Donnibristle, belonging to the Donnibristle Coal Company, consists of
three old rows and one new row. In the first house which I entered in the first
row, I found three children in bed, recovering from scarlet fever. This disease
has been specially rife in the opposite row of new houses, three children
having died since the beginning of the year, and others were down with fever on
the day of my visit. No grown-up people have been seized, the eldest victim
being a boy of nine years, who died. The houses in this new row are all good
rooms and kitchens, rented at 7s 8d a month. In one of them ten of a family
live – father, and mother, three grown-up sons, four daughters, and a boy. The
ground at the back is untidy, the only out-houses being pig-styes and
hen-coops.
Moss Road, near Cowdenbeath, is built on a moss, which extends for miles
around. Th houses are comparatively new, rooms and kitchens being 7s 8d a
month. Outside are coal-cellars for each tenant, and ashpits and closets, the
cleanliness of which is daily looked after by an old man. The water for Moss
Road comes from a going pit, led into pump wells placed near the ashpits and
closets. One sample which I tested showed slight impurity. The people complain
bitterly about the water, and have a fixed belief, in which I do not share,
that it is polluted by the neighbouring ashpits. Somehow they got hold of the
notion that I was making official inquiry into the quality of the water, and
the women swarmed out of the houses “as bees fizz oot wi’ angry
fyke,” and kept up a deafening clamour of entreaty and reproach. One of
the pumps, which they said held the foulest water in the village, was out of
repair, and the iron top was whipped off in a trice and a tumblerful of the
contents of the basin taken out. The basin, I observed, is built round with
bricks, and the water taken out proved to be less objectionable than the sample
previously tested. Aa I have said, I do not think the water is contaminated by
the ashpits, but at the best it is not good.
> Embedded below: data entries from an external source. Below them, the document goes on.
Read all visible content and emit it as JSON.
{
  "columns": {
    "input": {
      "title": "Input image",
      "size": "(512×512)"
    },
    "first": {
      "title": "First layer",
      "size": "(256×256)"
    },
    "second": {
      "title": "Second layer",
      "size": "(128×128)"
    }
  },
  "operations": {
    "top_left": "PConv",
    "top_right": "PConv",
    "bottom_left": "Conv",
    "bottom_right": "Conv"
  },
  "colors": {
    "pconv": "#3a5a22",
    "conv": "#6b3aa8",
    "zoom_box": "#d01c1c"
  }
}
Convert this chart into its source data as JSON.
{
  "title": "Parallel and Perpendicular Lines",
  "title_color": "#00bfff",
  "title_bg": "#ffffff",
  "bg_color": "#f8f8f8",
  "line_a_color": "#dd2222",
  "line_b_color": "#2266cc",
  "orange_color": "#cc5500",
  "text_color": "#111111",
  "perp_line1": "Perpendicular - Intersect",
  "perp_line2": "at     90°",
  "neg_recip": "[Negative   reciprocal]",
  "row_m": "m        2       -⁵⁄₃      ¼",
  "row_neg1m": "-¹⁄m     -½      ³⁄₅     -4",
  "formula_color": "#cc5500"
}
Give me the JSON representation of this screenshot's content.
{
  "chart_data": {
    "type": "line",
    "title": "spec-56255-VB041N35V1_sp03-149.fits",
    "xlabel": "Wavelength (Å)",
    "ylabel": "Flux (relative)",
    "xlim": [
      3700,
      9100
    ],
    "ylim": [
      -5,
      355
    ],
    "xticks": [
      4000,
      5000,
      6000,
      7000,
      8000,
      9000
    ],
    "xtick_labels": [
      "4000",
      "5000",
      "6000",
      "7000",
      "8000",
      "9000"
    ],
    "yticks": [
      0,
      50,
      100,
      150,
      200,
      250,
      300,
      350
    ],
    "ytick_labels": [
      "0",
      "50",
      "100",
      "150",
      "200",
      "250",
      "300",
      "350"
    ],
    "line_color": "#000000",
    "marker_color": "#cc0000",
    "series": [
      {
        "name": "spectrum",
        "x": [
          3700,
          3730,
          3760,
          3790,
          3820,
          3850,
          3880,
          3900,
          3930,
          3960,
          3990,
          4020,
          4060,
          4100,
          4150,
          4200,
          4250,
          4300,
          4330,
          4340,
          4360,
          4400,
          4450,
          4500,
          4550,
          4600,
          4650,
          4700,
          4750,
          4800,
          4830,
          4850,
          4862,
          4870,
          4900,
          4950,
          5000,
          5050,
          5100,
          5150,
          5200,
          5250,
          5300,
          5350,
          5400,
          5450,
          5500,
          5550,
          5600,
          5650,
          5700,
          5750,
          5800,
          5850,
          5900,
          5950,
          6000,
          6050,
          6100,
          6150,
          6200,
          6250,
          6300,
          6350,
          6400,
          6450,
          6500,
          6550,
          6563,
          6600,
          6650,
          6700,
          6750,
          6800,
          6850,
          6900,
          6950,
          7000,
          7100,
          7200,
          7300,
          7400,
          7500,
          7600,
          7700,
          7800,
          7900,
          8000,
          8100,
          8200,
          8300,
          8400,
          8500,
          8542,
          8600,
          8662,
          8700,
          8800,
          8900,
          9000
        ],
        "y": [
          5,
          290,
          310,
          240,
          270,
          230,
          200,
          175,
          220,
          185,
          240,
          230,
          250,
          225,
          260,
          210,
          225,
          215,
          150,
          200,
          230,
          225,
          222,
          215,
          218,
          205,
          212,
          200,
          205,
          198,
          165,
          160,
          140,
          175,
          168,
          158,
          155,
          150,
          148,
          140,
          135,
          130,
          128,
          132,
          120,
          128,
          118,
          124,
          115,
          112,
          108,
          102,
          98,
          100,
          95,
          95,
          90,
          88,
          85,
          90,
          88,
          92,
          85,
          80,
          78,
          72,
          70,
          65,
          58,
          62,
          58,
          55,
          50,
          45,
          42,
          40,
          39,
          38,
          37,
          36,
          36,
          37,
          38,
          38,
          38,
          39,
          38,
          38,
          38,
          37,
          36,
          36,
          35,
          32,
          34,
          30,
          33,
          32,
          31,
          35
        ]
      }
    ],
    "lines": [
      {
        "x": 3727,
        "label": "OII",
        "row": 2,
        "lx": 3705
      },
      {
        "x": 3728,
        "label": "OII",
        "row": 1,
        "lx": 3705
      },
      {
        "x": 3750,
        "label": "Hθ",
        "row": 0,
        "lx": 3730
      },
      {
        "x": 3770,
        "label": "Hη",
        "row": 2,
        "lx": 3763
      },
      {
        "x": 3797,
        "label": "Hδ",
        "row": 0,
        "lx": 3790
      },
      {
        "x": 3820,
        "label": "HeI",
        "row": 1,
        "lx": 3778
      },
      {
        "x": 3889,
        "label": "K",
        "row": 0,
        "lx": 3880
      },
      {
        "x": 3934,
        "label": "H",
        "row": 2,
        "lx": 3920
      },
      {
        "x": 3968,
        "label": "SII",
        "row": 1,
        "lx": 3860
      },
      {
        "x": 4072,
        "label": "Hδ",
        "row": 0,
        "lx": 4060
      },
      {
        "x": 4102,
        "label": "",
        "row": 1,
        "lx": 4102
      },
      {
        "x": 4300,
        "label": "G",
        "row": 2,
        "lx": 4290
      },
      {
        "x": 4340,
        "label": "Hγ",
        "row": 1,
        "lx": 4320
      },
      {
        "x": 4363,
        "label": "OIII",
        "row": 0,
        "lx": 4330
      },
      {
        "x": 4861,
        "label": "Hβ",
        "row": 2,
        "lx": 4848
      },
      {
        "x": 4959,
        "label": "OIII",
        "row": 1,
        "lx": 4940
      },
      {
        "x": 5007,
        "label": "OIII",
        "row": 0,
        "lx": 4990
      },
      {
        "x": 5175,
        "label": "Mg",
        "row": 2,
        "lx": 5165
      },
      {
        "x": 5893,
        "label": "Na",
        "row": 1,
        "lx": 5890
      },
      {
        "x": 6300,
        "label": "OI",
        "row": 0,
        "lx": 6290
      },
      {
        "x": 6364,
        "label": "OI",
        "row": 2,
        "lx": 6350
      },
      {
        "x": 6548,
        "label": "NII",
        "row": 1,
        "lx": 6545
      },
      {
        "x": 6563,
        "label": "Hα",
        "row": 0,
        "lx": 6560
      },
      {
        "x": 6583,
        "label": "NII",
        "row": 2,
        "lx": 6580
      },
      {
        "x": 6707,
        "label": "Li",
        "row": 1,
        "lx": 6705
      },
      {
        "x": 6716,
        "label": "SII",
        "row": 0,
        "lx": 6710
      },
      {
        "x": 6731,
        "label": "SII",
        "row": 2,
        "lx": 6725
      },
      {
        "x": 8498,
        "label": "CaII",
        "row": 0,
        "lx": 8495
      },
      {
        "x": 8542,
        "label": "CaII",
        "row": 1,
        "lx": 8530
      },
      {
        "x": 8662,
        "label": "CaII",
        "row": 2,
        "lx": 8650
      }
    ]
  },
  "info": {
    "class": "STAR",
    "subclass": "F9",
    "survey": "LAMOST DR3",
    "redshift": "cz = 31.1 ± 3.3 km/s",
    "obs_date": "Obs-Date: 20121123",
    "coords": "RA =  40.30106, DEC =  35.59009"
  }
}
Cowdenbeath is such a large village that I cannot pretend minutely to
describe the houses, which chiefly belong to the Cowdenbeath and Lochgelly
Companies. A number of them are very old, and the sanitary arrangements of the
defective character which is generally applicable to all the Fife villages I
have visited. There are also several brick rows of modern date, and a range of
two-storey stone buildings, as yet only partially occupied, belonging to the
Cow den heath Company, which, for internal convenience and the completeness of
the arrangements outside, are far and away the best in the whole country side.
On the ground floor, entered from the common highway, the rooms and kitchens
(rented at 9s 4d a-month) are still damp in the walls, but otherwise they are
all that could be desired. The walls, as I observed from tenements in the block
still in course of erection, are not lathed, and there is thus the danger of a
tendency to permanent dampness. The upper floor is reached by an outside stair
at the back, the houses, which are of one and two rooms and kitchens, being
quite as roomy as those below. Coal cellars are provided for each tenant, wash-houses
for every four families, and closets in sufficient number. These are grouped
together in one outside building, ventilated from the roof.